The study, entitled Gas Patch Roulette: How Shale Gas Development Risks Public Health in Pennsylvania, attempts to show how the contaminants used during the fracking process thousands of times a day in the state rich in natural gas deposits amid the massive Marcellus shale formation, can impact groundwater and eventually a person’s tap water, as well as waterways that serve as sources for public drinking water supplies. The study goes a step further explaining how the thousands of active wells in the state are impacting air quality.
The risk of being impacted by these dangers, the study authors found, was highest based on proximity to an active well. In the study, 70 percent of residents living closest to wells interviewed by Earthworks’ researchers reported persistent throat irritation and another 80 percent reported sinus infections once drilling commenced.

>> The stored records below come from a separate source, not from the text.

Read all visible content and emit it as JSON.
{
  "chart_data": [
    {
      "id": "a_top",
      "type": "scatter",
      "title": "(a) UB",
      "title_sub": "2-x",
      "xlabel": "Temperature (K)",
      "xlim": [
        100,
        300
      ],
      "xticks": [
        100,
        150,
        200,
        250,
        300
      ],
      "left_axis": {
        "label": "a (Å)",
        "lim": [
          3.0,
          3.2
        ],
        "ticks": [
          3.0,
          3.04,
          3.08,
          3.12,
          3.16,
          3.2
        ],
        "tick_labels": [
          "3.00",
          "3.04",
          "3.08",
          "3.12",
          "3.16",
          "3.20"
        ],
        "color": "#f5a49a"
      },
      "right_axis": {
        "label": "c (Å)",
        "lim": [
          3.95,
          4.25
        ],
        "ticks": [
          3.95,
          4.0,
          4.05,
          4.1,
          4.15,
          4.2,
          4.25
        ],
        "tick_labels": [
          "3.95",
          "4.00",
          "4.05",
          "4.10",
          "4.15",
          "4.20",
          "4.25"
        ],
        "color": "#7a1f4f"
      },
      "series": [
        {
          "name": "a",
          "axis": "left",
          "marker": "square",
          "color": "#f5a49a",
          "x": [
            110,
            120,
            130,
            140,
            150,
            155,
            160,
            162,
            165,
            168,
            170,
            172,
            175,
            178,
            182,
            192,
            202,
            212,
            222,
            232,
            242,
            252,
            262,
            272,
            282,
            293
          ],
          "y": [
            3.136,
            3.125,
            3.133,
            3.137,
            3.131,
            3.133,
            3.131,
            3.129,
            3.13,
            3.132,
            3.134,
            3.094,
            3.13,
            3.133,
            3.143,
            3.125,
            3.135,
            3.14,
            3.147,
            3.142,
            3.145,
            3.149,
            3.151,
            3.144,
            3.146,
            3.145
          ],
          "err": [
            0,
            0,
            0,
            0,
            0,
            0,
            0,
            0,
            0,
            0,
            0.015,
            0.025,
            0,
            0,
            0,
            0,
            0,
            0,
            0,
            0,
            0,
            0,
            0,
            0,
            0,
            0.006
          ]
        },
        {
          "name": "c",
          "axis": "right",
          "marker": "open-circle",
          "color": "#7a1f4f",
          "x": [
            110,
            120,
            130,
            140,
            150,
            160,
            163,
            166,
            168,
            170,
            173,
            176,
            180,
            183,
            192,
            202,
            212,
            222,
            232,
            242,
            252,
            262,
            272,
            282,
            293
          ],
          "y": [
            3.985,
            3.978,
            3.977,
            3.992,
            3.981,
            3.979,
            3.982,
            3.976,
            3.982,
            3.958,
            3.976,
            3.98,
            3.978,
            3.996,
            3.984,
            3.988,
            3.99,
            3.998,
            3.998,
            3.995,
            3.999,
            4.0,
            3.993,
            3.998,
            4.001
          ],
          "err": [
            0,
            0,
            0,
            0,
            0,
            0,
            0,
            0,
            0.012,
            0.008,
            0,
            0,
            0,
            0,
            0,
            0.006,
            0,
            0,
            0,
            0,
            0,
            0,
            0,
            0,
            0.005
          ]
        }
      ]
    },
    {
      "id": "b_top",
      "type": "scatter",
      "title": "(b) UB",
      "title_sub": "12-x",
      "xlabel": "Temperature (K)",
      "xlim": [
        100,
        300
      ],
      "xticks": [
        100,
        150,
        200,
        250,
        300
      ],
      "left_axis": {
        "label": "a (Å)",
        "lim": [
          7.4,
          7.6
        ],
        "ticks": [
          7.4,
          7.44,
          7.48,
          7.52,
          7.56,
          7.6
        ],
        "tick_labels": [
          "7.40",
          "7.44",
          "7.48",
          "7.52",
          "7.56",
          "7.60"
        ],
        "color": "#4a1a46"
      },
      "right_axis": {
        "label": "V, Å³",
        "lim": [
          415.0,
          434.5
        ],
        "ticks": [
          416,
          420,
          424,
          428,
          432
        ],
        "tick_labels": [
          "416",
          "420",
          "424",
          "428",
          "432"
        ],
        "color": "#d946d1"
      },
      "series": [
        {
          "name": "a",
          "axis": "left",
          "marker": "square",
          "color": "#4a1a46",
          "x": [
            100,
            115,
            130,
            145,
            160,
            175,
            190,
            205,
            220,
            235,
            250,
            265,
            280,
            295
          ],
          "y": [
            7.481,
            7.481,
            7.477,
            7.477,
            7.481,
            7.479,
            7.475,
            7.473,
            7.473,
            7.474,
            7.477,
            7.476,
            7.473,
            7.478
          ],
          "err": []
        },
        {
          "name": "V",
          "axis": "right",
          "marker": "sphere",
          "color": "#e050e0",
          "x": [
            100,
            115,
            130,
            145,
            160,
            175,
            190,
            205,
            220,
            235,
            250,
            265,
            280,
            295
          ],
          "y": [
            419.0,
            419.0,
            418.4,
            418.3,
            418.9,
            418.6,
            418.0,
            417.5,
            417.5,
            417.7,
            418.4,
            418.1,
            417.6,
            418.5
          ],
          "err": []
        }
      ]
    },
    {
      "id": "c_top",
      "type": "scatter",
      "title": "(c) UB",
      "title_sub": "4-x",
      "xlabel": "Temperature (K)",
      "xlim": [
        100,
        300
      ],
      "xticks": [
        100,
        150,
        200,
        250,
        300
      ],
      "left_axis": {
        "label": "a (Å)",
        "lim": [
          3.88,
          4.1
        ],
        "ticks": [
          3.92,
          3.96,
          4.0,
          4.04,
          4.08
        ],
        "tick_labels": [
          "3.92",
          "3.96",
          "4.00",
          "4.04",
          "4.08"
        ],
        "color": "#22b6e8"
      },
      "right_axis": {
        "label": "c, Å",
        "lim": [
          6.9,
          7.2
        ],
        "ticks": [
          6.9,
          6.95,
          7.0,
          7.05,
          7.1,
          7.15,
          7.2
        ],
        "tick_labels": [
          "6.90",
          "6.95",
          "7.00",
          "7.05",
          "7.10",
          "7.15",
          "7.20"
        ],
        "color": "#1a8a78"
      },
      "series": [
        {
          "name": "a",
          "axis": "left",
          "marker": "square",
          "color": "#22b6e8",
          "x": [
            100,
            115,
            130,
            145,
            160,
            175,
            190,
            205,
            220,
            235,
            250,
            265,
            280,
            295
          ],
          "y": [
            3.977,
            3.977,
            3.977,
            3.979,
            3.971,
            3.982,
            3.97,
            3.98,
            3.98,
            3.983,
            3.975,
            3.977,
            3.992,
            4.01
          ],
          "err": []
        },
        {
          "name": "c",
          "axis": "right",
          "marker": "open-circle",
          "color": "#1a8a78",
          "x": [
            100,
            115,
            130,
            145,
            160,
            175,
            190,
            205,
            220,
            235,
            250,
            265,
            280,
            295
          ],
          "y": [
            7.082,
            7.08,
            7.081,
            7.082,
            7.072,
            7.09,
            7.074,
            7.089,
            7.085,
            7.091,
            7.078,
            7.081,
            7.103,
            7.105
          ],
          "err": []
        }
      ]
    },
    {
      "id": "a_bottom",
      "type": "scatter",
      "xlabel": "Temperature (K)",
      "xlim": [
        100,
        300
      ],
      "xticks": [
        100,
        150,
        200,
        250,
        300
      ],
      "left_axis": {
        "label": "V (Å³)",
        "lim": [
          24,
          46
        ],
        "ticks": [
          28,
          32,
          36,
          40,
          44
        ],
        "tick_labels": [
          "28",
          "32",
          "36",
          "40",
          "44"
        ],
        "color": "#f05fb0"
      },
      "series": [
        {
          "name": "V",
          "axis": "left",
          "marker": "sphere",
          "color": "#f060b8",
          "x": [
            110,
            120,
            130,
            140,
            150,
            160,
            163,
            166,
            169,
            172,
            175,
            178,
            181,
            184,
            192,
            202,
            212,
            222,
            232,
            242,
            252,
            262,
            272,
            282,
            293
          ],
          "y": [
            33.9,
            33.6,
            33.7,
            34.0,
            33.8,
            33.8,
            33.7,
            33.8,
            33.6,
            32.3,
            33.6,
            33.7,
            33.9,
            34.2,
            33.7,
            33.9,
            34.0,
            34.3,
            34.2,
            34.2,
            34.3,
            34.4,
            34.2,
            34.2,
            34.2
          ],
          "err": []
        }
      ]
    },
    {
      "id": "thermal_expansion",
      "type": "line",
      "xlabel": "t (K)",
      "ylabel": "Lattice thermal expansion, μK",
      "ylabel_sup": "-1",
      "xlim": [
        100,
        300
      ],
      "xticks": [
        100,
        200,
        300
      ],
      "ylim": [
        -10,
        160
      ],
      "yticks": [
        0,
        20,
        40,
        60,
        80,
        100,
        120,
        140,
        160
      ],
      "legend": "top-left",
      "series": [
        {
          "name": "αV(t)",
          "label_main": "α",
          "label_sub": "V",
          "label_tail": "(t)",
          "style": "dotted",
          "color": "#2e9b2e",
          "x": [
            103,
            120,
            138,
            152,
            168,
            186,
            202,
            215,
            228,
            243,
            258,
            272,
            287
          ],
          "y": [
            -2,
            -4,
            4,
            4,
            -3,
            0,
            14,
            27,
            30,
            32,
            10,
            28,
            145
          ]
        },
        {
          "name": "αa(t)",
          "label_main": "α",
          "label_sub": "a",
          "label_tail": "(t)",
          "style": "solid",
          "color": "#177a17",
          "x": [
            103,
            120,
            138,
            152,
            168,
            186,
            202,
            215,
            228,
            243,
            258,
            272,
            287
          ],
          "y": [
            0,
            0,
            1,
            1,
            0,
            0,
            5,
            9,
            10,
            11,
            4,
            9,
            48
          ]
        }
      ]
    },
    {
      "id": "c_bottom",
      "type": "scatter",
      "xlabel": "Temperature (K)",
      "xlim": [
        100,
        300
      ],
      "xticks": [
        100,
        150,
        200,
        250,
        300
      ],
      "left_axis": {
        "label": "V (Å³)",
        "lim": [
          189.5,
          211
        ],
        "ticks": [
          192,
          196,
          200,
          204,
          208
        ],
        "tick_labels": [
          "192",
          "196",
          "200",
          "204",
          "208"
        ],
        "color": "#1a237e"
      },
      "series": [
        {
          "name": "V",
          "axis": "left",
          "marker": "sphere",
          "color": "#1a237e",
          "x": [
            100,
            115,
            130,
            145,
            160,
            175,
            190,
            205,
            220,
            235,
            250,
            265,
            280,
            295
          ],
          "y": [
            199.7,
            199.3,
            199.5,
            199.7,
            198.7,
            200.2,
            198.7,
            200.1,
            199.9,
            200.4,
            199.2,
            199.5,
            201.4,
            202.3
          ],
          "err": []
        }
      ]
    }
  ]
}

The claims made in this study have been hard to get environmental regulators, especially in Pennsylvania, to confirm. Pennsylvania, one of the epicenters of the national debate on the benefits-versus-drawbacks to fracking drilling, has extremely lax regulations in place governing companies that wish to open fracking wells to comb the depths of the Marcellus shale formation underlying much of the western and northern tiers of the state. In total, the Marcellus shale formation could contain trillions of dollars in gas reserves and Pennsylvania is situated atop much of it, the rock about two miles below the surface.
Fracking is performed by opening an underground, horizontal well shaft that extends until it reaches an underground shale bed. That rock is penetrated by a mix of fresh water, sand, and a mix of more than 600 chemicals guiding a drill. Once the rock is smashed, natural gas deposits are released and supposed to be rushed to the surface.
When wells are faultily constructed, these drilling fluids can leak through cracks or through the fissures created when the shale bed is broken. People living closest to wells – within a mile – have frequently reported complications they blame on the drilling that echo what study authors found for Earthworks.
Some residents say they have problems breathing and have developed skin lesions caused by the toxic air created by fracking wells. Unfortunately for residents of the state, doctors are prohibited from telling their patients that symptoms they’re suffering are the result of localized fracking drilling. That’s thanks in whole due to a state law which physicians were essentially forced to sign to continue practicing in Pennsylvania.
And some residents have been forced from their homes on account of fracking drilling, they believe. Gas levels, like methane and sometimes benzene and diesel fuel, have infiltrated private water wells, causing a home’s tap water to dispense bubbly. Some residents were even able to light their tap water on fire due to extremely high levels of gas pollution that could only be blamed on fracking drilling.
Some have been forced to find alternate sources of fresh water, often at their own expense, because state and federal regulators continue to side with the drilling industry claim that fracking does not impact public health. This Earthworks study is just the latest to make such a claim and joins a growing mountain of evidence that shows the negative impact of drilling.